I hadn’t heard of this one before. Maybe I’ll slap it into a VM to see what it is all about.
Their marketing is terrible, though. On almost every page of the documentation you see “It is written in Rust!” How geeky can you get?
The normal user doesn’t give a rodent’s posterior if an OS was written in Assembly, Rust, or Babylonian incantations. The question is “what will it do for me that the other ones don’t?”
Genode is based largely on L4-series microkernels. If a device driver is closed-source and runs in supervisor mode, you’d never be able to detect any of the nefarious activity it could be doing. It has access to every kernel function and every corner of the memory map. Since Redox is designed to be a Linux kernel competitor on servers and workstations, security is too important to leave to chance.

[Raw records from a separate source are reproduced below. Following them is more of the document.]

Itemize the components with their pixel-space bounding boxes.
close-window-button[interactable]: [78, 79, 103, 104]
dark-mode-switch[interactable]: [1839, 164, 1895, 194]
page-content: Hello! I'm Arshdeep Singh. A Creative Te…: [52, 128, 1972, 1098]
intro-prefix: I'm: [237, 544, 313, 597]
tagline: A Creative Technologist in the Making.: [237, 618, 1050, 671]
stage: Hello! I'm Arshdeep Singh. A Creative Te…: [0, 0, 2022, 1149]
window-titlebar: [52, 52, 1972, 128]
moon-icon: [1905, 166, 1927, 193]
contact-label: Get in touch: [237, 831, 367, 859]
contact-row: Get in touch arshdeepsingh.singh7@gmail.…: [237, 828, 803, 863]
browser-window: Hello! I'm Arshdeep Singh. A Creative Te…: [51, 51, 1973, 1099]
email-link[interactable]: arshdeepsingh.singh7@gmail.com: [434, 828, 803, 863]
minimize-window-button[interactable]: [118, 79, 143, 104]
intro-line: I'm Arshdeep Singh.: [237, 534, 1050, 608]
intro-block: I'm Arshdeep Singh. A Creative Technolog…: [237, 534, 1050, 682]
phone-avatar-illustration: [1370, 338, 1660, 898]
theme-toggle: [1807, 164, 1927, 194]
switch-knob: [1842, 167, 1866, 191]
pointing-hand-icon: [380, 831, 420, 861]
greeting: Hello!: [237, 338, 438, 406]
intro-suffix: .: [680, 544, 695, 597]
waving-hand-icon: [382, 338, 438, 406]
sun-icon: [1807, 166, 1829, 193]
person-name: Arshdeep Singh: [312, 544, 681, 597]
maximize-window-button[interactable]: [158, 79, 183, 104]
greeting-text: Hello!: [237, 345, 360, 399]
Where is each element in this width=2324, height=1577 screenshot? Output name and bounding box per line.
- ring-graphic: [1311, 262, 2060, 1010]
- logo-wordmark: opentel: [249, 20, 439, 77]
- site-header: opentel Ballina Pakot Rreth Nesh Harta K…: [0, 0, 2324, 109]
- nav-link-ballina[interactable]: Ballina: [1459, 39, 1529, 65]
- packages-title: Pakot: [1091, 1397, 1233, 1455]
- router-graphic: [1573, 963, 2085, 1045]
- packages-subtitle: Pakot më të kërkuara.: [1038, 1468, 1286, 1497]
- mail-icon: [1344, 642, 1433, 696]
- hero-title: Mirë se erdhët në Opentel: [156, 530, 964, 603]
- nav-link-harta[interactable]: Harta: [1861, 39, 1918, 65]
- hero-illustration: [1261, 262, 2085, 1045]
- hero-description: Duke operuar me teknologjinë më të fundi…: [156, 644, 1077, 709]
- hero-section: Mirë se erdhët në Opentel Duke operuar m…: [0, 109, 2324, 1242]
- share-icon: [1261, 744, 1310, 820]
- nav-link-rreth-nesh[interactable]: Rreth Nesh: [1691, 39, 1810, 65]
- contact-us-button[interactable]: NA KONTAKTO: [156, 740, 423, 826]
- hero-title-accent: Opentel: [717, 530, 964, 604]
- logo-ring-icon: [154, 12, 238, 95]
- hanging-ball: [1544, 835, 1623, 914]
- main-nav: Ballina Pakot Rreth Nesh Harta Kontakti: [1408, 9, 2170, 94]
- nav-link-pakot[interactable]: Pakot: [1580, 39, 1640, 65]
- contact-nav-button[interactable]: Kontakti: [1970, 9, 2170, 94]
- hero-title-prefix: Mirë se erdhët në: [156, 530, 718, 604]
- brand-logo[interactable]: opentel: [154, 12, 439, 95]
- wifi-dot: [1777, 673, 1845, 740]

Part of me wonders whether the desire to see it succeed might have to do with its different licencing terms to Linux - MIT rather than the GPL. As far as I can tell, this (as well as the language) is the distinguishing feature between Redox and HURD, another microkernel to replace Linux as the core of the GNU system. Hurd of course stands for Hurd of Unix Replacing Daemons.
Actually the licencing is one of the things I like about Genode (AGPL licence). Whilst I used to be in favour of those very minimalist licences like BSD, my preference has in recent years changed more towards the more aggressively copyleft licencing. In fact I think licences should place more restrictions over the use that software is subsequently put to, but that is debate for another thread.